A number of callers argued that we should not deliberately offend others, especially their religion. Other said that we should avoid ‘offense’ when the penalty is being the victim of one or another form of murderous jihad. That was, apparently, the opinion of David Studer, CBC’s ‘director of Journalistic Standards and Practices’ (whose image, thankfully or not, can be shown), claiming that his decision was not based on censorship, but on ‘respect’. Hmm. That is curious coming from the CBC, which has declined to show such ‘respect’ for, say, Christianity over the years in any number of articles and shows. A number of Quebec newspapers did print them, along with the National Post.
Is this deliberately provocative? Well, it depends on one’s intent. What is the purpose of printing the cartoons, or doing anything in itself not wrong, but that may ‘offend’ another? If the purpose is simply to give offense, then it may be best to avoid it. This is compounded by the imminent threat of death. Would you walk down the streets of Mecca, wearing a large crucifix and preaching to the Saudis that they must accept Christ and repent? Saint Francis did something like that 800 years ago, but, well, he was Saint Francis, and survived with the good will of the Sultan, taken with the slightly crazy (in a good way! un fou pour le Dieu) guileless figure clad in poor robes who was brought before him.
However, if the purpose is to demonstrate that one will not be cowed into submission, or, more to the point, to teach others the truth, well, a stand sometimes has to be made. I am not sure of the motivation of the cartoonists at Charlie Hebdo; probably, it was a mixture of many, but poking self-important figures in the eye seemed to be their specialty.

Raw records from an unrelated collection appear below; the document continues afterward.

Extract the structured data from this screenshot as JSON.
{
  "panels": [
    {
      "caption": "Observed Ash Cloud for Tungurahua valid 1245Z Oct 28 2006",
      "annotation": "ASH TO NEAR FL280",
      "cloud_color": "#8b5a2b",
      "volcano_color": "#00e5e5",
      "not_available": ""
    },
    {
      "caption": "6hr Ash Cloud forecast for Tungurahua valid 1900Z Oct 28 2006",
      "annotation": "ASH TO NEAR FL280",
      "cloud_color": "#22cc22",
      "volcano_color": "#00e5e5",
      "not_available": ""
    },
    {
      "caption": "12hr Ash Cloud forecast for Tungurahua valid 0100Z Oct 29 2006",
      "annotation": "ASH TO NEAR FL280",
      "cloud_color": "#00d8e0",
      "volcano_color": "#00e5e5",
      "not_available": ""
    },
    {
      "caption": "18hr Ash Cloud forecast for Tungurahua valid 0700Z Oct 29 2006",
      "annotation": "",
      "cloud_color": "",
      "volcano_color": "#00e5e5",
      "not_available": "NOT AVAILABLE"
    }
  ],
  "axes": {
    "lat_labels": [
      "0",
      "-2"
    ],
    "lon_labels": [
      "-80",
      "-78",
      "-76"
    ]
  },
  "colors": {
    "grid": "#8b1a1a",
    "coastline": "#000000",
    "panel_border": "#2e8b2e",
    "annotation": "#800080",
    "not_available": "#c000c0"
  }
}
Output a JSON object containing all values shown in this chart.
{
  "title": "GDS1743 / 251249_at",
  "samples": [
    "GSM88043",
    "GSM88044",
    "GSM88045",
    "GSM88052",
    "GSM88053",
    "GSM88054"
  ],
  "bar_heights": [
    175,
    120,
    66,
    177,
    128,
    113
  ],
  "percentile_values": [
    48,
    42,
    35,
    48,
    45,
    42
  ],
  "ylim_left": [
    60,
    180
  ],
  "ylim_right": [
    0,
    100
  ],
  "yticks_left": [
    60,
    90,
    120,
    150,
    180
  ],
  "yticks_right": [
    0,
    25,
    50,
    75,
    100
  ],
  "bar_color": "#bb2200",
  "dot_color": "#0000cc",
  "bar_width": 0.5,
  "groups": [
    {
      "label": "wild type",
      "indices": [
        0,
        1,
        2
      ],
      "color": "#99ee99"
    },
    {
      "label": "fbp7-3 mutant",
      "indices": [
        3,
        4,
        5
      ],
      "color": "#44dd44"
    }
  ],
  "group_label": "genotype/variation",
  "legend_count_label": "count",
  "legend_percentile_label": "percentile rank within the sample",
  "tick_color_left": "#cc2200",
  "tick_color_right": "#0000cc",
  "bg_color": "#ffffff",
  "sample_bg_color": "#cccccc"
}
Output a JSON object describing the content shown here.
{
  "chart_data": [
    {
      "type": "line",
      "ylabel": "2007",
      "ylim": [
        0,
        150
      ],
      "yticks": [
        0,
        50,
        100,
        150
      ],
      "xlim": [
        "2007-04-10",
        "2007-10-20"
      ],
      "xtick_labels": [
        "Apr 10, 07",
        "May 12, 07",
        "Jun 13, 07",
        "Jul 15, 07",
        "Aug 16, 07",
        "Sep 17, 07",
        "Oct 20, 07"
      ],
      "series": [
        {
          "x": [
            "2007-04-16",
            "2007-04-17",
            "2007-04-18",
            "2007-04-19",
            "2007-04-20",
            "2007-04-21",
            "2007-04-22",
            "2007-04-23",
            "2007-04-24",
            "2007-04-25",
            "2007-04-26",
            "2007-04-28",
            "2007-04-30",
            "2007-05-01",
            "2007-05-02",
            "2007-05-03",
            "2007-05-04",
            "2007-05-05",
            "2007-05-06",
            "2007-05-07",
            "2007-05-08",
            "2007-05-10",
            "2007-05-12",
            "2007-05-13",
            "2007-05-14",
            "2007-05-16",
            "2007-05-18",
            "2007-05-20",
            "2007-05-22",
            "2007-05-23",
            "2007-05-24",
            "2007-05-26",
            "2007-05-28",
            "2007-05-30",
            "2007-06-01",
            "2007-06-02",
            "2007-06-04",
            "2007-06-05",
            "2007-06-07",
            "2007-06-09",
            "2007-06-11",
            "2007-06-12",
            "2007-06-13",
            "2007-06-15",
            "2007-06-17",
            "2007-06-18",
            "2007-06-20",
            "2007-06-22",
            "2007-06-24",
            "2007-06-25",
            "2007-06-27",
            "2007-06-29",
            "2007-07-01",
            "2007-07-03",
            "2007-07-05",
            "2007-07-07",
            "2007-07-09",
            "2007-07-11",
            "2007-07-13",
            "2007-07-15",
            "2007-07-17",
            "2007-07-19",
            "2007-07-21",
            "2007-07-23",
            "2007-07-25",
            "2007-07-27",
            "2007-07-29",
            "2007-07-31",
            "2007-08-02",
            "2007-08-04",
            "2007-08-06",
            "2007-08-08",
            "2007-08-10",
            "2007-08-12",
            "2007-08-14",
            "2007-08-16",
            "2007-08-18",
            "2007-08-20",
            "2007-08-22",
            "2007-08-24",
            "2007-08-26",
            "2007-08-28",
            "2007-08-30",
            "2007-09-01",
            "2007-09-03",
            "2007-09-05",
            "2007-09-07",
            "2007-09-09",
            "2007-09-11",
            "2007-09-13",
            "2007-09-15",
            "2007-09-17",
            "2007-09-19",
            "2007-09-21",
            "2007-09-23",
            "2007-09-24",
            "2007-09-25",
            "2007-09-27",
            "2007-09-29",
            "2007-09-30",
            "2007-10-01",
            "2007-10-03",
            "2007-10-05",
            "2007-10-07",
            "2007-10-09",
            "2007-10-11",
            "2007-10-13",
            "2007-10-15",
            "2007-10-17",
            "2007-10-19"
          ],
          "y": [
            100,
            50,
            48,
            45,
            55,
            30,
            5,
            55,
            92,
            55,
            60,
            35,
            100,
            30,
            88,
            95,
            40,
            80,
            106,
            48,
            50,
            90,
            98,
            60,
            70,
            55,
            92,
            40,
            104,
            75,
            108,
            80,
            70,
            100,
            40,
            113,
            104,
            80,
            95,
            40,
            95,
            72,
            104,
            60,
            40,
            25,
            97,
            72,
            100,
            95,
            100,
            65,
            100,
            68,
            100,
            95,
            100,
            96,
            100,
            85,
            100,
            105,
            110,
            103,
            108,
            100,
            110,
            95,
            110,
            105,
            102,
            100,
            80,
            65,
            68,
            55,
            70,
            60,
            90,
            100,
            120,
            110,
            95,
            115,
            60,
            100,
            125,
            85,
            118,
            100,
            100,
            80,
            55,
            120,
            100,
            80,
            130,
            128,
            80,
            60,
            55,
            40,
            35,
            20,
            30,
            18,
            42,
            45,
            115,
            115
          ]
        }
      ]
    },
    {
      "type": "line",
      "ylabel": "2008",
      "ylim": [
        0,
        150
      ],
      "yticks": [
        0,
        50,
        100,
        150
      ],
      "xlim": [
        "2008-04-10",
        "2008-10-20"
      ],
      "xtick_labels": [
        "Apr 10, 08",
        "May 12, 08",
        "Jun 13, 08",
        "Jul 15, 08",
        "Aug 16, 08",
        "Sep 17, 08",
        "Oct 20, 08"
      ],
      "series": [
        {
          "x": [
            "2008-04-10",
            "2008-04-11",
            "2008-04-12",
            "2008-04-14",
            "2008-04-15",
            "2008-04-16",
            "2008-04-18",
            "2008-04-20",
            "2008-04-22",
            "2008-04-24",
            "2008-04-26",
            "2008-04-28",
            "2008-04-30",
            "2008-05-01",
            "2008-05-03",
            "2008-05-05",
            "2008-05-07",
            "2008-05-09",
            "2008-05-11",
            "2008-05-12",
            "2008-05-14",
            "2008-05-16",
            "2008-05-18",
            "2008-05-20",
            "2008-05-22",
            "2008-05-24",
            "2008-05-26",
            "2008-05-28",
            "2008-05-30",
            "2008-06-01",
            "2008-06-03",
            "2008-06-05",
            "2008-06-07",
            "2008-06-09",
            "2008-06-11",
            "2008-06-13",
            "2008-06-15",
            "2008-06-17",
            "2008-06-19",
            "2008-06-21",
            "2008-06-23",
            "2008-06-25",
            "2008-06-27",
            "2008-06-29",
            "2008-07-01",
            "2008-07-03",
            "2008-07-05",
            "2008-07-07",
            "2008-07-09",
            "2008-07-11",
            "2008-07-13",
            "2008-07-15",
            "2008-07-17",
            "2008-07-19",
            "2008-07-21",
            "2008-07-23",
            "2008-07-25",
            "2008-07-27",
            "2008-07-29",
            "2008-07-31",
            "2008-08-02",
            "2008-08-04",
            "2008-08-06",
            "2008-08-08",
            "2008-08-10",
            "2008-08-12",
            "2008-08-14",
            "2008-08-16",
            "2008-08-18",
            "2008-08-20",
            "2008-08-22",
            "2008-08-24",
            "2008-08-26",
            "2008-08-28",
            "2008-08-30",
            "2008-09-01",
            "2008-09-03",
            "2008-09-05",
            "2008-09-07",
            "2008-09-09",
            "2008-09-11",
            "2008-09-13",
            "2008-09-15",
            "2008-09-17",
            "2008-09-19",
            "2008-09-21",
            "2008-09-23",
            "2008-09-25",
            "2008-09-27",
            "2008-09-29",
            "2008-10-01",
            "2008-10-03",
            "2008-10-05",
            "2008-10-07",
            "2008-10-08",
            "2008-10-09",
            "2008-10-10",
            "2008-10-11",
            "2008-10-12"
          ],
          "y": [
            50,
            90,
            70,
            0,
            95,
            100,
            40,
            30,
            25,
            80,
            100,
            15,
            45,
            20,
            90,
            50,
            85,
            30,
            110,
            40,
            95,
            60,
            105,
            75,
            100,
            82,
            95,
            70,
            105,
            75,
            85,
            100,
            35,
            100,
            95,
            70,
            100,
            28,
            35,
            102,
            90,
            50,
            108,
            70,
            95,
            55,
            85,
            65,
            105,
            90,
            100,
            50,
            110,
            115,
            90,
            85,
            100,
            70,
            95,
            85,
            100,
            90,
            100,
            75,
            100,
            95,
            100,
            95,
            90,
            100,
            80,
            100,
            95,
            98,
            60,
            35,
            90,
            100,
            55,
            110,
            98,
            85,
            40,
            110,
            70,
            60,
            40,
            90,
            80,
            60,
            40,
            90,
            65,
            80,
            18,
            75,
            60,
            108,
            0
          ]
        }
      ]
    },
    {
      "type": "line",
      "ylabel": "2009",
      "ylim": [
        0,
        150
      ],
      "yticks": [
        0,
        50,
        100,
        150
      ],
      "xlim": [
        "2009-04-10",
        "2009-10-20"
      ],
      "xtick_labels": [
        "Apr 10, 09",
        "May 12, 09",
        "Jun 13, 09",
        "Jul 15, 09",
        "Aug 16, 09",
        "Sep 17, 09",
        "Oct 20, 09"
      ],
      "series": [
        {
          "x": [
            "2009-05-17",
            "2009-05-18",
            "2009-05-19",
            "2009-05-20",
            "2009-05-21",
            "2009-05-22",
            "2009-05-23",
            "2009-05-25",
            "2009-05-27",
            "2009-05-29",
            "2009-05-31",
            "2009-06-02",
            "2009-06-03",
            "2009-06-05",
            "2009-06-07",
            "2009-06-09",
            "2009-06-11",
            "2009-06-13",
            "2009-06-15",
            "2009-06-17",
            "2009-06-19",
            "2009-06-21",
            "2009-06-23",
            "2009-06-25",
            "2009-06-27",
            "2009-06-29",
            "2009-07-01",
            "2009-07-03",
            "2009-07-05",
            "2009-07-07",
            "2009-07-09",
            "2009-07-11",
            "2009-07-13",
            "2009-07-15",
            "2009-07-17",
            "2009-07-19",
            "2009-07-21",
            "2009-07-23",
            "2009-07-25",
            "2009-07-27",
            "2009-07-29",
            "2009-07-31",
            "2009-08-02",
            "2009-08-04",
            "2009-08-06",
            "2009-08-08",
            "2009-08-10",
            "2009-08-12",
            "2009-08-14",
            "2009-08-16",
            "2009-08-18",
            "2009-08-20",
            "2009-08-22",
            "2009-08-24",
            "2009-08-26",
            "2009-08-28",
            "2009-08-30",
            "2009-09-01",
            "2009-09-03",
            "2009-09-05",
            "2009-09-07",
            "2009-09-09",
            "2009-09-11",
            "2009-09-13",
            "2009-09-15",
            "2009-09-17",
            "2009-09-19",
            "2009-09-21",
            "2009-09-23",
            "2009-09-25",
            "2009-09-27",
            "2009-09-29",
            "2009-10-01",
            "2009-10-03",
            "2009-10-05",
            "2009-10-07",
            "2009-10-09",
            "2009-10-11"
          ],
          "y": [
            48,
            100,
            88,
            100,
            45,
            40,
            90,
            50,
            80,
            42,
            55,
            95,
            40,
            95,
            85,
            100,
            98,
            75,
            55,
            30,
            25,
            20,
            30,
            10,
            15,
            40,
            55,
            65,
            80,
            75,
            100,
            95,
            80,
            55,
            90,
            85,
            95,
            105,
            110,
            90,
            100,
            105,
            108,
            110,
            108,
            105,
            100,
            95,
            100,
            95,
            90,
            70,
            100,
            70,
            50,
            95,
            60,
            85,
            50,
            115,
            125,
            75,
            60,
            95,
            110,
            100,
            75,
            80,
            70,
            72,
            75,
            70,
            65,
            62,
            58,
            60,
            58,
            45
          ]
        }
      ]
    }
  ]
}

Whether right or wrong, such perceived satirical ‘insults’ to religious figures should not be illegal, as one imam is already calling for. We should be permitted to question the actions and motivations of any person, religious or not. Why should the image of Muhammed not be presented? Was he invisible? Would his visible image make him seem too ‘human’? Should we not criticize aspects of his life, his multiple marriages, his allowance of forced conversion, of pillaging and the capture of women and children as the booty of war? Let’s not stop at Islam, but should we not question the polygamous doctrines of Joseph Smith and the Mormons, the weird, alien fantasies of the Scientologists, the witchcraft of Wiccanism, and so on.
Of course, the ideal is to engage in thoughtful and reflective give-and-take discussion, preferably after prayer, then over some single malt Scotch and a cigar (if one’s religion permits, that is). Although satire has its place, and is sometimes an effective way of initially getting the truth across, I would rather Charlie Hebdo had ‘provoked’ Islam in a different, more objectively charitable and rational way. That may not have changed the outcome (see my last post in quoting Pope Benedict), but it may have changed their own dispositions towards the truth, for which we should all strive.
That said, we, in what remains of Christian civilization, should stand in solidarity with what is good in their intent, each in our own way.
For if we do not make a stand in little things, we will never do so in the larger things that radical Islam, or any group overly-sensitive to ‘offence’, may demand.